Public testimony on House Joint Memorial 4009 urged Congress to preserve federal wildfire response capacity and state lawmakers to restore '11‑68' wildfire resilience funding, citing public‑health, economic and landscape benefits of prevention and rapid response.

The House Agriculture and Natural Resources Committee received extensive testimony in support of House Joint Memorial 4009, which urges Congress to ensure federal wildland fire resources remain able to protect communities, watersheds and firefighter health.

Representative Springer, the memorial's prime sponsor, told the committee wildfire is a regional challenge and urged federal partnership as much of Washington’s wildland is federally owned. Speakers from tribal governments, county associations, conservation nonprofits and private forest landowners described the federal consolidation of firefighting programs and asked Congress not to reduce on‑the‑ground capacity.

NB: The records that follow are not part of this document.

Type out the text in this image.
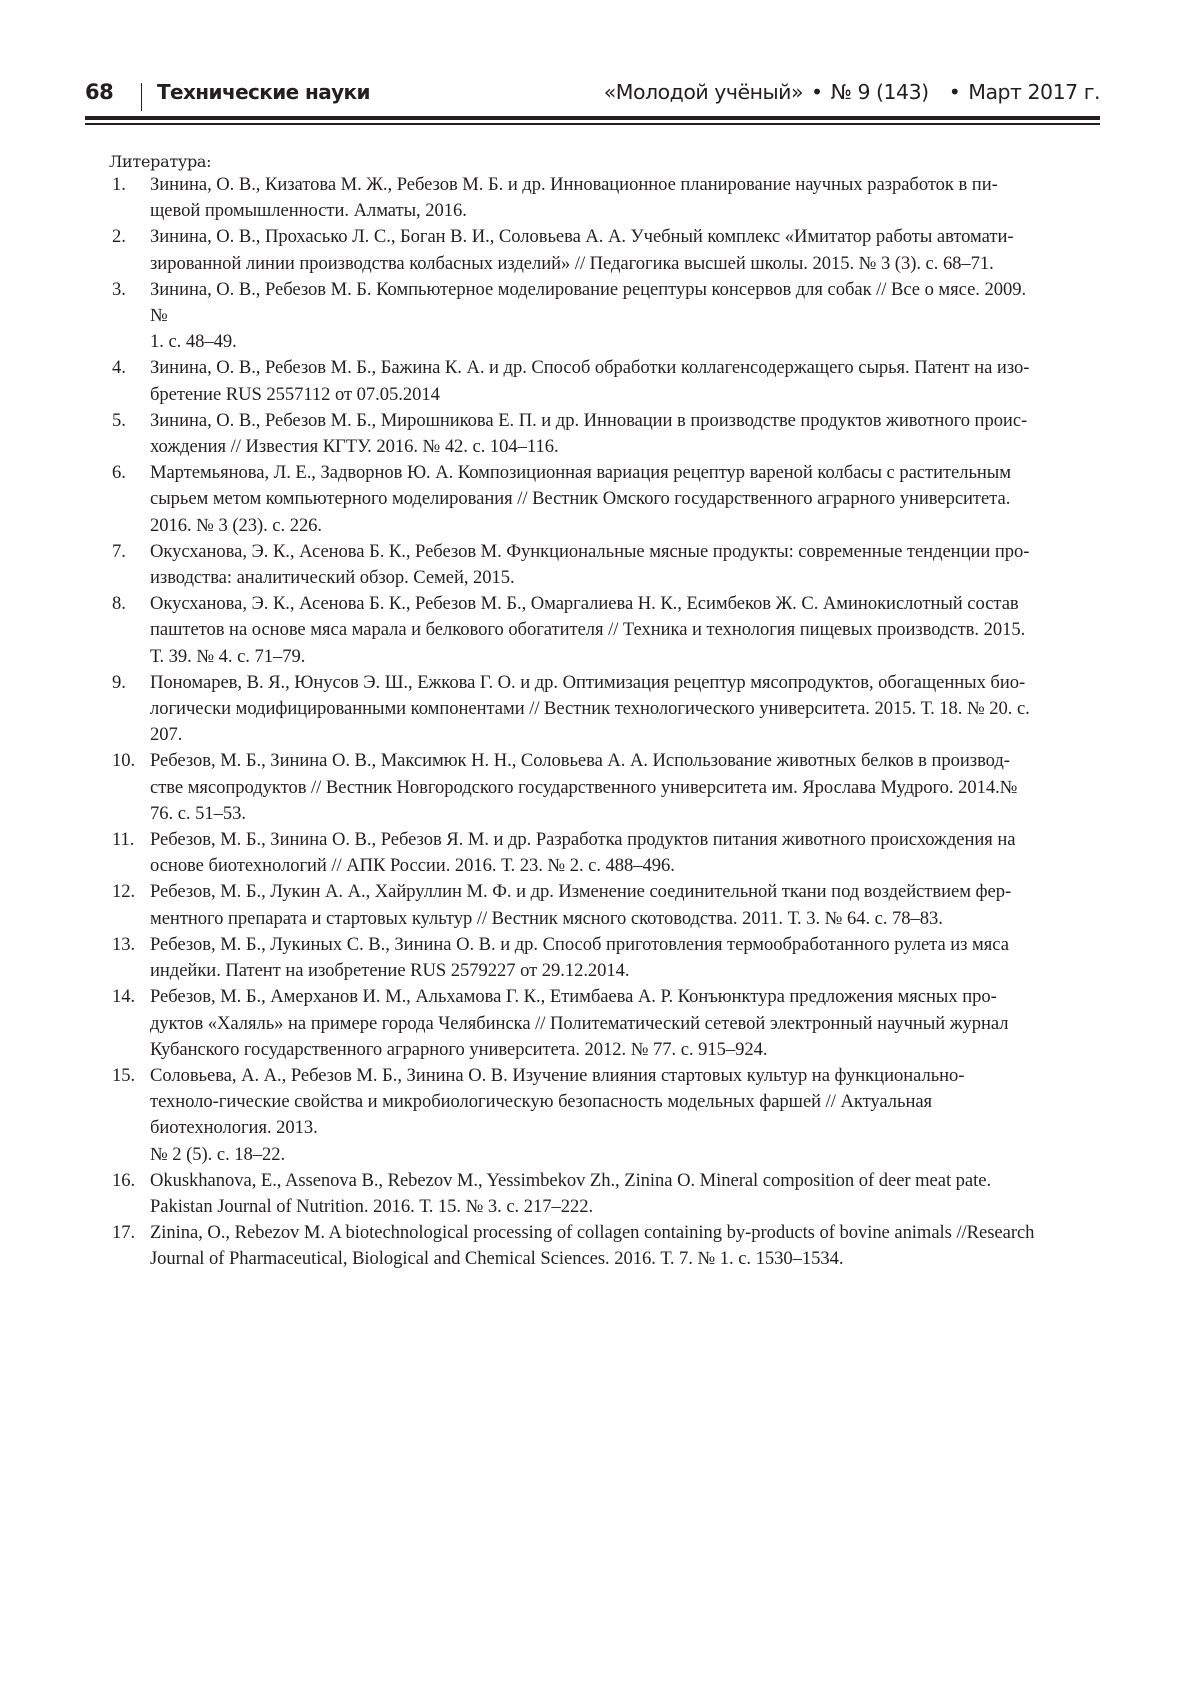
68 Технические науки	«Молодой учёный» • № 9 (143) • Март 2017 г.
Литература:
1.	Зинина, О. В., Кизатова М. Ж., Ребезов М. Б. и др. Инновационное планирование научных разработок в пи-
щевой промышленности. Алматы, 2016.
2.	Зинина, О. В., Прохасько Л. С., Боган В. И., Соловьева А. А. Учебный комплекс «Имитатор работы автомати-
зированной линии производства колбасных изделий» // Педагогика высшей школы. 2015. № 3 (3). с. 68–71.
3.	Зинина, О. В., Ребезов М. Б. Компьютерное моделирование рецептуры консервов для собак // Все о мясе. 2009.
№
1. с. 48–49.
4.	Зинина, О. В., Ребезов М. Б., Бажина К. А. и др. Способ обработки коллагенсодержащего сырья. Патент на изо-
бретение RUS 2557112 от 07.05.2014
5.	Зинина, О. В., Ребезов М. Б., Мирошникова Е. П. и др. Инновации в производстве продуктов животного проис-
хождения // Известия КГТУ. 2016. № 42. с. 104–116.
6.	Мартемьянова, Л. Е., Задворнов Ю. А. Композиционная вариация рецептур вареной колбасы с растительным
сырьем метом компьютерного моделирования // Вестник Омского государственного аграрного университета.
2016. № 3 (23). с. 226.
7.	Окусханова, Э. К., Асенова Б. К., Ребезов М. Функциональные мясные продукты: современные тенденции про-
изводства: аналитический обзор. Семей, 2015.
8.	Окусханова, Э. К., Асенова Б. К., Ребезов М. Б., Омаргалиева Н. К., Есимбеков Ж. С. Аминокислотный состав
паштетов на основе мяса марала и белкового обогатителя // Техника и технология пищевых производств. 2015.
Т. 39. № 4. с. 71–79.
9.	Пономарев, В. Я., Юнусов Э. Ш., Ежкова Г. О. и др. Оптимизация рецептур мясопродуктов, обогащенных био-
логически модифицированными компонентами // Вестник технологического университета. 2015. Т. 18. № 20. с.
207.
10. Ребезов, М. Б., Зинина О. В., Максимюк Н. Н., Соловьева А. А. Использование животных белков в производ-
стве мясопродуктов // Вестник Новгородского государственного университета им. Ярослава Мудрого. 2014.№
76. с. 51–53.
11. Ребезов, М. Б., Зинина О. В., Ребезов Я. М. и др. Разработка продуктов питания животного происхождения на
основе биотехнологий // АПК России. 2016. Т. 23. № 2. с. 488–496.
12. Ребезов, М. Б., Лукин А. А., Хайруллин М. Ф. и др. Изменение соединительной ткани под воздействием фер-
ментного препарата и стартовых культур // Вестник мясного скотоводства. 2011. Т. 3. № 64. с. 78–83.
13. Ребезов, М. Б., Лукиных С. В., Зинина О. В. и др. Способ приготовления термообработанного рулета из мяса
индейки. Патент на изобретение RUS 2579227 от 29.12.2014.
14. Ребезов, М. Б., Амерханов И. М., Альхамова Г. К., Етимбаева А. Р. Конъюнктура предложения мясных про-
дуктов «Халяль» на примере города Челябинска // Политематический сетевой электронный научный журнал
Кубанского государственного аграрного университета. 2012. № 77. с. 915–924.
15. Соловьева, А. А., Ребезов М. Б., Зинина О. В. Изучение влияния стартовых культур на функционально-
техноло-гические свойства и микробиологическую безопасность модельных фаршей // Актуальная
биотехнология. 2013.
№ 2 (5). с. 18–22.
16. Okuskhanova, E., Assenova B., Rebezov M., Yessimbekov Zh., Zinina O. Mineral composition of deer meat pate.
Pakistan Journal of Nutrition. 2016. Т. 15. № 3. с. 217–222.
17. Zinina, O., Rebezov M. A biotechnological processing of collagen containing by-products of bovine animals //Research
Journal of Pharmaceutical, Biological and Chemical Sciences. 2016. Т. 7. № 1. с. 1530–1534.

Testimony repeatedly cited the state’s '11‑68' wildfire resilience funding (referred to in testimony as November/11‑68) as an effective investment. Darcy Batura of The Nature Conservancy and others said that prevention and landscape‑health projects funded by 11‑68 reduce suppression costs and protect communities; Batura said every dollar spent on mitigation saved an estimated $8.14 in state costs and estimated saving Washington $1 billion over 20 years if fully funded. Private landowners and the Washington Forest Protection Association described concrete results from treatments and good‑neighbor agreements enabling state work on federal lands.

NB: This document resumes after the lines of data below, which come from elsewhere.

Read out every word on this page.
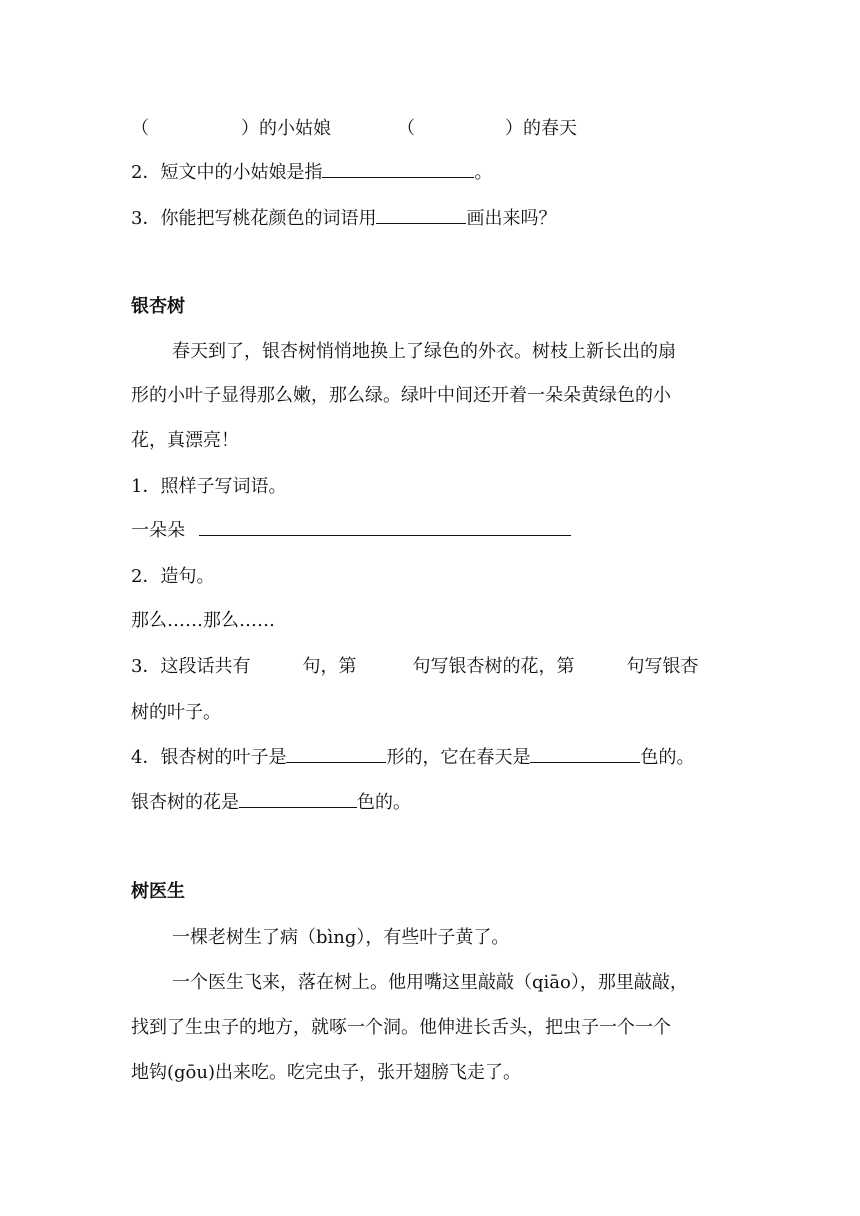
（	）的小姑娘	（	）的春天
2．短文中的小姑娘是指	。
3．你能把写桃花颜色的词语用	画出来吗？
银杏树
春天到了，银杏树悄悄地换上了绿色的外衣。树枝上新长出的扇
形的小叶子显得那么嫩，那么绿。绿叶中间还开着一朵朵黄绿色的小
花，真漂亮！
1．照样子写词语。
一朵朵
2．造句。
那么……那么……
3．这段话共有	句，第	句写银杏树的花，第	句写银杏
树的叶子。
4．银杏树的叶子是	形的，它在春天是	色的。
银杏树的花是	色的。
树医生
一棵老树生了病（bìng），有些叶子黄了。
一个医生飞来，落在树上。他用嘴这里敲敲（qiāo），那里敲敲，
找到了生虫子的地方，就啄一个洞。他伸进长舌头，把虫子一个一个
地钩(gōu)出来吃。吃完虫子，张开翅膀飞走了。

Tribal testimony stressed the scale of burned and treated acreage within reservations and urged flexible, locally responsive resources. Labor representatives and county officials emphasized capacity and staffing needs for sustained interagency response.

No amendments were recorded for the memorial during the hearing; committee staff read the large list of pro and con sign‑ins into the record and closed the public hearing. Speakers urged the legislature to restore and align state funding with federal partners to maintain improvements in response time and cross‑boundary coordination.